On the New York Mercantile Exchange crude futures for August delivery rose 5 cents to settle at $73.85 a barrel, while on London's Intercontinental Exchange, Brent rose 1.4% to trade at $78.17 a barrel.

Suncor Energy said Monday its Syncrude oil sands project in Canada would resume some production in July, sooner than expected, and hit full capacity in September, following an outage last month that disrupted total output.

This could boost crude supplies across North America at a time when inventories at Cushing, Okla., the delivery point for U.S. crude futures, fell to their lowest level in 3-1/2 years.

Cushing inventories fell to 27.78 million barrels for the week ended June 29, according to the Energy Information Administration.
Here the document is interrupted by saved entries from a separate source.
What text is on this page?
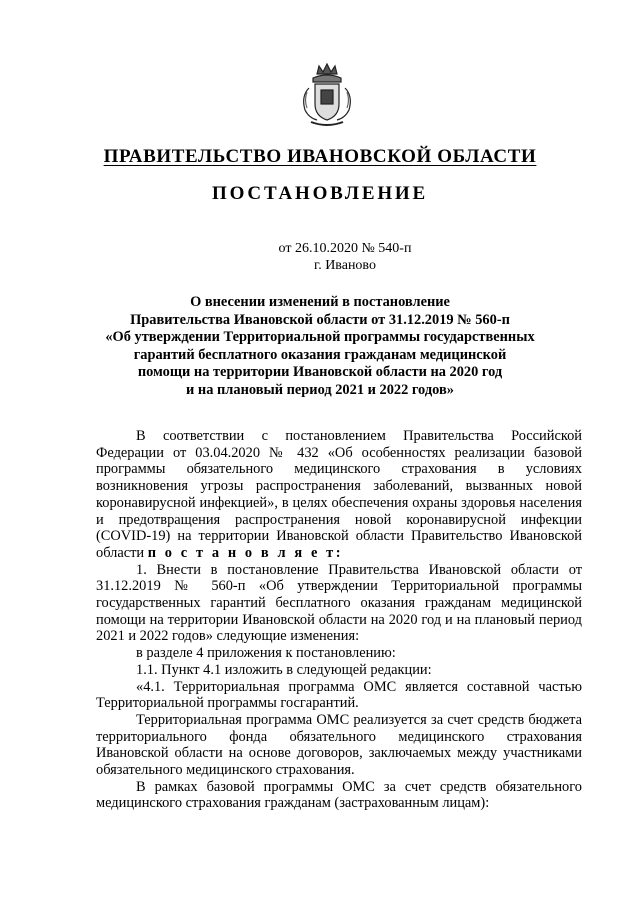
ПРАВИТЕЛЬСТВО ИВАНОВСКОЙ ОБЛАСТИ
ПОСТАНОВЛЕНИЕ
от 26.10.2020 № 540-п
г. Иваново
О внесении изменений в постановление
Правительства Ивановской области от 31.12.2019 № 560-п
«Об утверждении Территориальной программы государственных
гарантий бесплатного оказания гражданам медицинской
помощи на территории Ивановской области на 2020 год
и на плановый период 2021 и 2022 годов»

В соответствии с постановлением Правительства Российской Федерации от 03.04.2020 № 432 «Об особенностях реализации базовой программы обязательного медицинского страхования в условиях возникновения угрозы распространения заболеваний, вызванных новой коронавирусной инфекцией», в целях обеспечения охраны здоровья населения и предотвращения распространения новой коронавирусной инфекции (COVID-19) на территории Ивановской области Правительство Ивановской области п о с т а н о в л я е т:

1. Внести в постановление Правительства Ивановской области от 31.12.2019 № 560-п «Об утверждении Территориальной программы государственных гарантий бесплатного оказания гражданам медицинской помощи на территории Ивановской области на 2020 год и на плановый период 2021 и 2022 годов» следующие изменения:

в разделе 4 приложения к постановлению:

1.1. Пункт 4.1 изложить в следующей редакции:

«4.1. Территориальная программа ОМС является составной частью Территориальной программы госгарантий.

Территориальная программа ОМС реализуется за счет средств бюджета территориального фонда обязательного медицинского страхования Ивановской области на основе договоров, заключаемых между участниками обязательного медицинского страхования.

В рамках базовой программы ОМС за счет средств обязательного медицинского страхования гражданам (застрахованным лицам):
The tentative start to the week for WTI crude oil prices emerged as investors continued to weigh the impact on global crude stockpiles of ongoing supply outages in Libya against increased output from OPEC producers.

Libya's national oil output has dropped to 527,000 barrels per day (bpd) from a high of 1.28 million bpd in February, the head of the National Oil Corporation said on Monday.

In a bid to prevent a global crude supply shortage – amid rising oil demand and ahead of U.S. sanctions on Iran – Saudi Arabia reportedly raised output by 458,000 barrels a day (bpd) in June from the prior month.

But market participants continue to expect that oil demand will outstrip supply as major oil producing countries have little spare capacity.

Gains in U.S. crude oil prices, meanwhile, were limited as investors continued to digest data released Friday from Baker Hughes showing the number of U.S. oil drilling rigs in operation rose by 5 to 863 in the week to June 29.

Rising U.S. rig counts – widely viewed as a sign of increased activity in the sector – has shifted the focus to domestic crude output growth.

The Energy Information Administration forecasts U.S. crude production to average a record 11.8 million barrels a day next year, from current levels at about 10.9 million barrels a day.